JAN JELINEK | OSA 2011





Jan Jelinek’s approach is all about the transformation of sound, about translating parameters of popular music into abstract, reduced and textural electronics.

Bypassing the rules of traditional musicianship, he prefers to construct collages from tiny sound fragments, from the lost-and-found products of samplers, tape recorders, media players and other recording implements. To this end, Jan Jelinek often works with loops and slight modulations to distil the gist of a piece of music and define it more clearly while masking its original source.
Born and raised in Darmstadt, in 1995 Jelinek moved to Berlin to study sociology and philosophy – and embark on his experiments with a wide variety of sampling media.
After a brief incubation period, in 1998 he started to release his works under a number of pseudonyms, adapting his primary sampling premise to a surprising range of different sounds. Among others, Jelinek contributed to the Hannover-based EXPO 2000: together with design collective 3DeLuxe, he crafted several multimedia land- and soundscapes for the young media pavilion.
2001 saw the release of „Loop Finding Jazz Records“, Jelinek’s first album under his own name, a selection of tracks based on old jazz recordings. Here, the original arrangements dissolved into mere acoustic situations, thus turning the medium of sound into an instrument in its own right.

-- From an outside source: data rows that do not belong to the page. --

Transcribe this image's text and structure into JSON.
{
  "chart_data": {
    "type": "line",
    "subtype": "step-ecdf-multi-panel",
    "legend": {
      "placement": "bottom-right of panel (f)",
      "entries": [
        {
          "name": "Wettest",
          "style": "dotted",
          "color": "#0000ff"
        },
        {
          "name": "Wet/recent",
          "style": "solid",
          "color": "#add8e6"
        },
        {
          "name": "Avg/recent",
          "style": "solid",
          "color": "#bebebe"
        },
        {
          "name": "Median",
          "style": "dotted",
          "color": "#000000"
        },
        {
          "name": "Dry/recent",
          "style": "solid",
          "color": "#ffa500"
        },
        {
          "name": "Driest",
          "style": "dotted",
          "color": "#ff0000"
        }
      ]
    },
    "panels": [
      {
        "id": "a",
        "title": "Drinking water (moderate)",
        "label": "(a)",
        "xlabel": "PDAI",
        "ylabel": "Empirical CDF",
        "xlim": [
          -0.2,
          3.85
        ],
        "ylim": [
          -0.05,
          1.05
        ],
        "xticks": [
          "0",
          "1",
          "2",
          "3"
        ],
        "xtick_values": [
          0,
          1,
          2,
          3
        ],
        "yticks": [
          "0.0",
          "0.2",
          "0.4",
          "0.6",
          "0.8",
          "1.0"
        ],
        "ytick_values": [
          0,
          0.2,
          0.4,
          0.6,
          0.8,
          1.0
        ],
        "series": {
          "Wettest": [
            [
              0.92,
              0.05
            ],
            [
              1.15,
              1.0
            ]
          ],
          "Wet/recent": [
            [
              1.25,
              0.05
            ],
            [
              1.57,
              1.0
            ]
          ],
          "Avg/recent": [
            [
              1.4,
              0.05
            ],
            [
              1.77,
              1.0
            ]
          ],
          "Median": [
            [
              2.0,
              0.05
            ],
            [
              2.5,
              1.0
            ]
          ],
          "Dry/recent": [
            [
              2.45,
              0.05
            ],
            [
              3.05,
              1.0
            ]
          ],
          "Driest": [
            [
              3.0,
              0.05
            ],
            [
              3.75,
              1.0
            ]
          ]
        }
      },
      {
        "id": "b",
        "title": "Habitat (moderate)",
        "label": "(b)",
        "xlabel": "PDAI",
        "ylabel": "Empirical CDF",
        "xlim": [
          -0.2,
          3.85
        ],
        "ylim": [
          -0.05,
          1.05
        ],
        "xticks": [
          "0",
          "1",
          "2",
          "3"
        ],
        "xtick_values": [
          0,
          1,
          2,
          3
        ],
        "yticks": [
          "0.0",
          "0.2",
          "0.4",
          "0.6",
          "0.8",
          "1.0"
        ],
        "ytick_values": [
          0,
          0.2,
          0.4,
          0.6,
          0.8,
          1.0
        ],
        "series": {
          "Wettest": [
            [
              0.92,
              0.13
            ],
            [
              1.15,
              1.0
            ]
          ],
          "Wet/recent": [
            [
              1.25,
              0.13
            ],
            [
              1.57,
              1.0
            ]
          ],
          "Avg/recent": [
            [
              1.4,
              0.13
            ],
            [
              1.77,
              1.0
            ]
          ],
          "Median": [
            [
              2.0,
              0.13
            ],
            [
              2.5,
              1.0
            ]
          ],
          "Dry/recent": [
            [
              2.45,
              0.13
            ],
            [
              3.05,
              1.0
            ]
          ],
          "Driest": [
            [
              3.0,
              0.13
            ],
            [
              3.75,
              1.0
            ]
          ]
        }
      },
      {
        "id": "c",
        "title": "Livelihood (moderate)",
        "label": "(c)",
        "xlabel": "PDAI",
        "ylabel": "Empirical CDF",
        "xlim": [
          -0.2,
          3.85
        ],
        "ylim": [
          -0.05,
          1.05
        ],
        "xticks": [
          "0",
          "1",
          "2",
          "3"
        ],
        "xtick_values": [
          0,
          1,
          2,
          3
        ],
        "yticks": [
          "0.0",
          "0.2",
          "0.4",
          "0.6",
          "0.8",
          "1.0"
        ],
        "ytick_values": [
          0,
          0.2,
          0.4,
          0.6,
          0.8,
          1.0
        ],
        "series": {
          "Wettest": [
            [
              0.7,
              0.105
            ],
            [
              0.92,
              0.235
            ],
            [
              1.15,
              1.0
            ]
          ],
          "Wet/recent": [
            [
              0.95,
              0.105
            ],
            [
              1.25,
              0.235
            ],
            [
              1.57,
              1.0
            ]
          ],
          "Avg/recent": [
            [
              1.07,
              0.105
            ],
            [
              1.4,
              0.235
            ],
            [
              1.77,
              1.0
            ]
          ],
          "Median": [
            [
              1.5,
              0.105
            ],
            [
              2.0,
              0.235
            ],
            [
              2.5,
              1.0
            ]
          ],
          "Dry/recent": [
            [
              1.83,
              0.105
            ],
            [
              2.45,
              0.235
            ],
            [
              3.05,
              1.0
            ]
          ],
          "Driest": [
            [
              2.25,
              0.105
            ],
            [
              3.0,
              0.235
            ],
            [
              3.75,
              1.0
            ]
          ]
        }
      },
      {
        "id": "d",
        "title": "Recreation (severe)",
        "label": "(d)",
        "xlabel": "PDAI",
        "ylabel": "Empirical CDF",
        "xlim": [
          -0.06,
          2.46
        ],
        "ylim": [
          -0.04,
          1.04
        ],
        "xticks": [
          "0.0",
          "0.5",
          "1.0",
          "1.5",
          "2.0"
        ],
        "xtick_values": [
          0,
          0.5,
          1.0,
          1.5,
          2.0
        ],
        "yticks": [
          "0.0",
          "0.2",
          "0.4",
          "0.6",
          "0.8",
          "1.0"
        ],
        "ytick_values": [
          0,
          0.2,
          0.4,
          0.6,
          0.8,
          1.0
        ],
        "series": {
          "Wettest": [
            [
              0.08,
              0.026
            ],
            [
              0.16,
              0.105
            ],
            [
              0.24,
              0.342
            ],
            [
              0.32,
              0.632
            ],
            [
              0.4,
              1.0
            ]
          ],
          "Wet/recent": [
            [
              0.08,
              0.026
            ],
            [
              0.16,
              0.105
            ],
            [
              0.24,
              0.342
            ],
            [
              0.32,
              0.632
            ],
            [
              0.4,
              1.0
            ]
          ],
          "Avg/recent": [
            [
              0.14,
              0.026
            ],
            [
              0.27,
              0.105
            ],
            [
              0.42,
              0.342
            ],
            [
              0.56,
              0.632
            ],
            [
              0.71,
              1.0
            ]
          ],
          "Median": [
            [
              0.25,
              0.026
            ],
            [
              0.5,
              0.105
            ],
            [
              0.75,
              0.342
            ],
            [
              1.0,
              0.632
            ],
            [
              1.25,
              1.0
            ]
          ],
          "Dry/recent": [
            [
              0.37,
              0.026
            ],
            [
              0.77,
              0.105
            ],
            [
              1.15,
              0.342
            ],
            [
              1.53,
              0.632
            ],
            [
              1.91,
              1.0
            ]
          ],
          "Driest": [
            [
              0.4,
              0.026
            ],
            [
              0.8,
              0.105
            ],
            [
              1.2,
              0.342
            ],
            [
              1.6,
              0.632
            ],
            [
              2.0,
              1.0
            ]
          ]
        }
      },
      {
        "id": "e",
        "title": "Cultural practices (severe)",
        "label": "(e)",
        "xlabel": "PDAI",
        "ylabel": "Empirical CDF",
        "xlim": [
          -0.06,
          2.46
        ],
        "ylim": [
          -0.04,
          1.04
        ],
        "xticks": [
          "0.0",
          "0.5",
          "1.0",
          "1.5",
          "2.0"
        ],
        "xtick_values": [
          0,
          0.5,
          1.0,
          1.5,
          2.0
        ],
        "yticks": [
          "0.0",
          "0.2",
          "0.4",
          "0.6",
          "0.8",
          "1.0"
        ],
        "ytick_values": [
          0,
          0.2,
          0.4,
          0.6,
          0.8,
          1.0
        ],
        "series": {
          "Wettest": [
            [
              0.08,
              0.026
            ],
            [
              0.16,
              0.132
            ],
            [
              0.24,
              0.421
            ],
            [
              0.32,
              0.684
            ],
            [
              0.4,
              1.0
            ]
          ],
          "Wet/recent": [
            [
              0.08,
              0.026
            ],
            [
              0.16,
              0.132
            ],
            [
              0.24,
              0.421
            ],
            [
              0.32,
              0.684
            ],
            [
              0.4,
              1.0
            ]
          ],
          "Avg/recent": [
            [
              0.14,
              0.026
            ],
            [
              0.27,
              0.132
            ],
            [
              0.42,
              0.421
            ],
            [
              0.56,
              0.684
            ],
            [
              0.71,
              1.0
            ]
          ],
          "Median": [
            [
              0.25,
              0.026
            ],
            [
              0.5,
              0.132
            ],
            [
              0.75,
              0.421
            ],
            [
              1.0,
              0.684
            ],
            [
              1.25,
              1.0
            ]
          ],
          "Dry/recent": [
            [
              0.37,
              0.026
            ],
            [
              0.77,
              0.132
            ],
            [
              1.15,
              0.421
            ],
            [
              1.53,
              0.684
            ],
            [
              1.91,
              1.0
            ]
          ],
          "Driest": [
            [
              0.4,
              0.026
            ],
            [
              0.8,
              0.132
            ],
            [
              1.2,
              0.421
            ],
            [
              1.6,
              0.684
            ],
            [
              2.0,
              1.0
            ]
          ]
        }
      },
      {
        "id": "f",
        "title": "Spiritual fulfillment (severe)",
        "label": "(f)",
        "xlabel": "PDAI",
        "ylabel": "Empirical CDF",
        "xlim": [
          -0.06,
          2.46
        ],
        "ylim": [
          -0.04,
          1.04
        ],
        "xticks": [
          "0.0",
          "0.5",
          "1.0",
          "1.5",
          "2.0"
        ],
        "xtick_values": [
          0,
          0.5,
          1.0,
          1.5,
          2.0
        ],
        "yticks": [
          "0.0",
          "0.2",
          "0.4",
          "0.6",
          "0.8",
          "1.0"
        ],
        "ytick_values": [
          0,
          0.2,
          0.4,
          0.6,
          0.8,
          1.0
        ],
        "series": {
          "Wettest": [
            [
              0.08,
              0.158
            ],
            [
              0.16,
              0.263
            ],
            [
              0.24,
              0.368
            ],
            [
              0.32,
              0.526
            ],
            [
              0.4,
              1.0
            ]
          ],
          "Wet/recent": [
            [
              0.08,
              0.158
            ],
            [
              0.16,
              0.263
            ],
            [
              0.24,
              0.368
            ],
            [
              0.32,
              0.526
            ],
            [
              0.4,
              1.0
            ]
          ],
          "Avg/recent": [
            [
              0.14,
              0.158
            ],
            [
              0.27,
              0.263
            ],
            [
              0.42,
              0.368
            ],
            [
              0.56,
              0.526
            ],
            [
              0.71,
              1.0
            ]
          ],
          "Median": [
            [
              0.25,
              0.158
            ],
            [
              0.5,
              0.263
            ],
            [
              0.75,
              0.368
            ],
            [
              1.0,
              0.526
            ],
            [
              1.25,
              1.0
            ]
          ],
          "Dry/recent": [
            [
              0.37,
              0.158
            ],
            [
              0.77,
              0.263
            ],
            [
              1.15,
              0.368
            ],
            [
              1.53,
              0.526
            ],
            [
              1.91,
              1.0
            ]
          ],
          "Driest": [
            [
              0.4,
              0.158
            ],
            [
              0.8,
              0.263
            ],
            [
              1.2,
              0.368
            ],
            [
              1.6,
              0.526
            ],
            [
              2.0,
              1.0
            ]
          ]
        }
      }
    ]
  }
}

During the following years, Jan Jelinek collaborated with artists like Sarah Morris (ICE-Compositions) or German author Thomas Meinecke, played a range of laptop or gadget-based live sets, worked with improvisation ensembles from Japanese trio Computer Soup to the Australian jazz formation Triosk and created a number of audio-visual performances with programmer and video artist Karl Kliem for the Centre Pompidou in Paris, Kunsthalle Wien and Club Transmediale Berlin, among others.
In 2007, Jan Jelinek, Hanno Leichtmann and Andrew Pekler founded Groupshow. A deliberate lack of predetermined repertoire or timescale underscores the trio's improvisational emphasis. The resulting performances possess no clear start or end and resemble freeform installations.
In 2008, Jelinek started the label faitiche as a platform for his own sound experiments. To date, the label has released two works: Faitiche01, the forgotten oeuvre of an early electronics composer whose biography seems to veer between fiction and reality.